UPS is far more profitable, and its margins have consistently remained well above those at FedEx. In fact, the firm's margins and free cash flow generation are both at the top of the entire industry. That free cash flow has enabled UPS to maintain a rock-solid balance sheet, which has garnered a coveted AAA rating from leading credit agencies. Furthermore, UPS is simply more efficient, boasting much higher returns on equity [ROE], as well as solid returns on invested capital [ROIC] approaching 20%.
In late January, the company announced solid year-end figures, with fiscal 2006 producing record highs in revenues, operating income and earnings per share. While some analysts quibbled over the firm's softer near-term domestic outlook, we like where UPS is headed on the international side. Over the past year, average domestic daily package volume has ticked up +4.4% to hit 13.8 million. However, international package volume has climbed a robust +17.3%.
Combined, the company shipped 15.6 million packages per day -- about 560,000 more per day than in 2005. Meanwhile, revenues per piece have been marching higher well -- up +2% last year to $9.70. As a result, revenues for the year climbed +12% to $47 billion.
More importantly, the company was able to squeeze $5.7 billion in operating cash flows from those sales, enough to repurchase 32 million shares, pay $1.7 billion in dividends, and still plow $3.1 billion back into the business. And with $2 billion in cash on the books, ramped-up share repurchases and/or another dividend hike could be on the horizon.
Looking ahead, we think UPS will continue to capitalize on the booming Chinese economy, where the firm controls a staggering 85% of the nation's exports.
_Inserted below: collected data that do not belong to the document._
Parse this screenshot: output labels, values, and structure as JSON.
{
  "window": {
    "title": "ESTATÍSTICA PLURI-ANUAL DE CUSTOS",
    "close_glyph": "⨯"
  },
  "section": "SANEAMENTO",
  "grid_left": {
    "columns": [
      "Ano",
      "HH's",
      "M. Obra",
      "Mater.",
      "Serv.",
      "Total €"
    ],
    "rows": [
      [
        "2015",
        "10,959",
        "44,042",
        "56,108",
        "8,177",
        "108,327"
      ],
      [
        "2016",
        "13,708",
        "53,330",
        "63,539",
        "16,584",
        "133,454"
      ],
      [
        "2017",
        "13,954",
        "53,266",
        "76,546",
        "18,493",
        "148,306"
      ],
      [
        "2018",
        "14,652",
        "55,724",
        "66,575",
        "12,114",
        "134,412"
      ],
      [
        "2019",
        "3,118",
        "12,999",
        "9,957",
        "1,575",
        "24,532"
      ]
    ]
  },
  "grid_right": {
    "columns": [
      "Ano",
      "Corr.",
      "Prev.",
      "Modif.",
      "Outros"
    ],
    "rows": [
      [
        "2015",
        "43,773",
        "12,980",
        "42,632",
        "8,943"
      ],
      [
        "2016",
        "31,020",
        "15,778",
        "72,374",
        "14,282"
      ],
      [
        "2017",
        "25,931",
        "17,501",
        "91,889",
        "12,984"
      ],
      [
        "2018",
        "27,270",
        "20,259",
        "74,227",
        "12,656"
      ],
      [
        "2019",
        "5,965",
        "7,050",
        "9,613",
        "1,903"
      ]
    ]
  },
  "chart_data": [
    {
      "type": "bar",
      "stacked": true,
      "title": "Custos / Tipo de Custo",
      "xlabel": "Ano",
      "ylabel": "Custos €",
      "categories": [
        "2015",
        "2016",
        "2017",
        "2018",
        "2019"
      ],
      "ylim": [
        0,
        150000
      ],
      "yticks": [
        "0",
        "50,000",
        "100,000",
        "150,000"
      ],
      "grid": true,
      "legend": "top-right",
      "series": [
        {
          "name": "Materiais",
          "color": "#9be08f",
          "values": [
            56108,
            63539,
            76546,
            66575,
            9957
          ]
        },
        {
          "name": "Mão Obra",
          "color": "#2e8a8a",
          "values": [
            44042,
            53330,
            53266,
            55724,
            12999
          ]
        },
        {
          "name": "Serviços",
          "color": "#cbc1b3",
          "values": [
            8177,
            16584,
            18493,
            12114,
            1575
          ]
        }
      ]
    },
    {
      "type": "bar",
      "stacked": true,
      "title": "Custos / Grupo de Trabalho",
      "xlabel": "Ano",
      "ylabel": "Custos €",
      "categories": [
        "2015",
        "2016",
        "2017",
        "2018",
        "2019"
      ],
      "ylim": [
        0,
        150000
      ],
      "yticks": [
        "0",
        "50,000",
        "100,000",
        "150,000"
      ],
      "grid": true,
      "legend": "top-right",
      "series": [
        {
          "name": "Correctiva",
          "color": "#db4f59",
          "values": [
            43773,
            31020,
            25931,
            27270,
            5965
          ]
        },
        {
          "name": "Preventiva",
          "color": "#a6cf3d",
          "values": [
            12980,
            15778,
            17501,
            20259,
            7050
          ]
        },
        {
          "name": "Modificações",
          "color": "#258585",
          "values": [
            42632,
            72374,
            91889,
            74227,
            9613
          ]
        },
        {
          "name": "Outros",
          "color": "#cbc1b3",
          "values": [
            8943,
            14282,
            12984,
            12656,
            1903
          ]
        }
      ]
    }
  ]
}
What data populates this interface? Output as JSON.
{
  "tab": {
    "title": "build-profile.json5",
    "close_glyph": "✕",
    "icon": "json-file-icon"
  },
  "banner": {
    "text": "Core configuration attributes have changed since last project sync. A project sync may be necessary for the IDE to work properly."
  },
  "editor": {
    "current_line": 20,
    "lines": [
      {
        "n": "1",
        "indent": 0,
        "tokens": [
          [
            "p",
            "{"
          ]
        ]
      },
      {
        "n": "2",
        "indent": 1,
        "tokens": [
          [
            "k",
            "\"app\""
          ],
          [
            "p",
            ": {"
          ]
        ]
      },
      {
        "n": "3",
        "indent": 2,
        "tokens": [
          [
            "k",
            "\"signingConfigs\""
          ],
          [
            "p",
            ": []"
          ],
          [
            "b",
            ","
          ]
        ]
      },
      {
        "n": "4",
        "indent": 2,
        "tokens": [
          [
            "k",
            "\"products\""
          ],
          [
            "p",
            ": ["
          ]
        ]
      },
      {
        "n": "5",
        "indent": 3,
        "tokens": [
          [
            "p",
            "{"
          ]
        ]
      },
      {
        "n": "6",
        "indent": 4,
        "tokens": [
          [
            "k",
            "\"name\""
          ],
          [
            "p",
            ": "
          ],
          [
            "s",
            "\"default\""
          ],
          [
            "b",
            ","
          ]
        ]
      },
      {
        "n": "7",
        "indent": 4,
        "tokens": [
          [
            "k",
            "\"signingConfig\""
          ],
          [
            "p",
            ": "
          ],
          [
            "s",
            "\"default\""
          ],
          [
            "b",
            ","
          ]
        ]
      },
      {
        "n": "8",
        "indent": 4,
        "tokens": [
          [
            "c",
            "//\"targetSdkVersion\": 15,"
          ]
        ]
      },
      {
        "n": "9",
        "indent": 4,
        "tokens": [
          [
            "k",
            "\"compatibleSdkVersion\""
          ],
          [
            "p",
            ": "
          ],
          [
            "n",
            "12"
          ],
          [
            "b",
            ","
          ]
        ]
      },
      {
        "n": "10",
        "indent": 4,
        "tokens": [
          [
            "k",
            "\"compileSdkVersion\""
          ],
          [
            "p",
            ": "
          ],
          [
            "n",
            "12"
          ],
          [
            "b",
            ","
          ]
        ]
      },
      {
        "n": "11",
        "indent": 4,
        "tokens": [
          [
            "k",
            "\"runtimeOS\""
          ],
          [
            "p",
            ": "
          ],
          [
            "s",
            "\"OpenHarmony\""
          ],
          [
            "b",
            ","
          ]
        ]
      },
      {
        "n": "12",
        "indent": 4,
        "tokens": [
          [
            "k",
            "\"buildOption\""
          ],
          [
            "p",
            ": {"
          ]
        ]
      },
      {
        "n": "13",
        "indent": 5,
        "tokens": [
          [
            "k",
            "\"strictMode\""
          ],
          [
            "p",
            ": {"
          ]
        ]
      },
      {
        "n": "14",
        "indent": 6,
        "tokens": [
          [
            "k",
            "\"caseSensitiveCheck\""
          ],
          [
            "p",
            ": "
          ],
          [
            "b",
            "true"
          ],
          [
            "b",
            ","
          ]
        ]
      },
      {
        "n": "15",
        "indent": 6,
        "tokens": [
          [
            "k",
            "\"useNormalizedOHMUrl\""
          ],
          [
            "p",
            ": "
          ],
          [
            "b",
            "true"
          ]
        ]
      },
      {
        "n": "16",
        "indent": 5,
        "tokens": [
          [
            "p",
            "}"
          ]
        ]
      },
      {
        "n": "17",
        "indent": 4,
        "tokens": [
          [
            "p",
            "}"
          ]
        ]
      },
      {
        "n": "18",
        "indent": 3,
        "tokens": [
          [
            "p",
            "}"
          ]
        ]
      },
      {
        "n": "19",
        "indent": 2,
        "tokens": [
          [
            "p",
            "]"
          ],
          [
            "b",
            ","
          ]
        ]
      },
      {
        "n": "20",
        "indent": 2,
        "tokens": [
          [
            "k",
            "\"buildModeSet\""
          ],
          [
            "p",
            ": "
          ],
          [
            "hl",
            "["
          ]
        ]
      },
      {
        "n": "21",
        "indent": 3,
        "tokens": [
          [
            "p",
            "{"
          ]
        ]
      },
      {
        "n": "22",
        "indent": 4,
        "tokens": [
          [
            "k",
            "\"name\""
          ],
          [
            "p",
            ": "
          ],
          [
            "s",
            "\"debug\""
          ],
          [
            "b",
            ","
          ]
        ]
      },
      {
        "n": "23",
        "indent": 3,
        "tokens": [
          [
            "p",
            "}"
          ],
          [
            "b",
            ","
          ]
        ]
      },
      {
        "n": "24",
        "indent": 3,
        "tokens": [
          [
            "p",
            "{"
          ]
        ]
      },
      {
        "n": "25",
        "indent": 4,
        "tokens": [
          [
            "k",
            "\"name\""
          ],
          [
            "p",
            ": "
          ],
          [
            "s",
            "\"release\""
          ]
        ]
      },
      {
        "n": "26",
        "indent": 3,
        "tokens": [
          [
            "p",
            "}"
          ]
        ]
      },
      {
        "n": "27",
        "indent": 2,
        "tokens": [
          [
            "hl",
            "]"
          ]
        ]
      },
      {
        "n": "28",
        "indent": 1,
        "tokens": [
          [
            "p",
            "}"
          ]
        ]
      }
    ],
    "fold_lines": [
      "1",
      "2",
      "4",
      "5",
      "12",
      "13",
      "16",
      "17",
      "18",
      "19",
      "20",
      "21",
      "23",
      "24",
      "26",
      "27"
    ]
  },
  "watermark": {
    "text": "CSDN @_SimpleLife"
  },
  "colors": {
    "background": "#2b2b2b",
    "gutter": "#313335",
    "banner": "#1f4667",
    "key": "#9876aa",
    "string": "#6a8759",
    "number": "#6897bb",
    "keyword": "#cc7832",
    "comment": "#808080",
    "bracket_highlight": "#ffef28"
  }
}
At the same time, UPS has expanded its service to many of the world's top 30 markets, and going forward will have delivery options to regions covering 80% of the world's GDP.
Yet, for all the advantages at UPS, the shares are still attractive, trading at a hefty 18% discount to fair value -- more than double the 8% at FedEx.
All things considered, either of the stocks could deliver for shareholders in the years ahead, but UPS has a better shot at arriving at that destination first.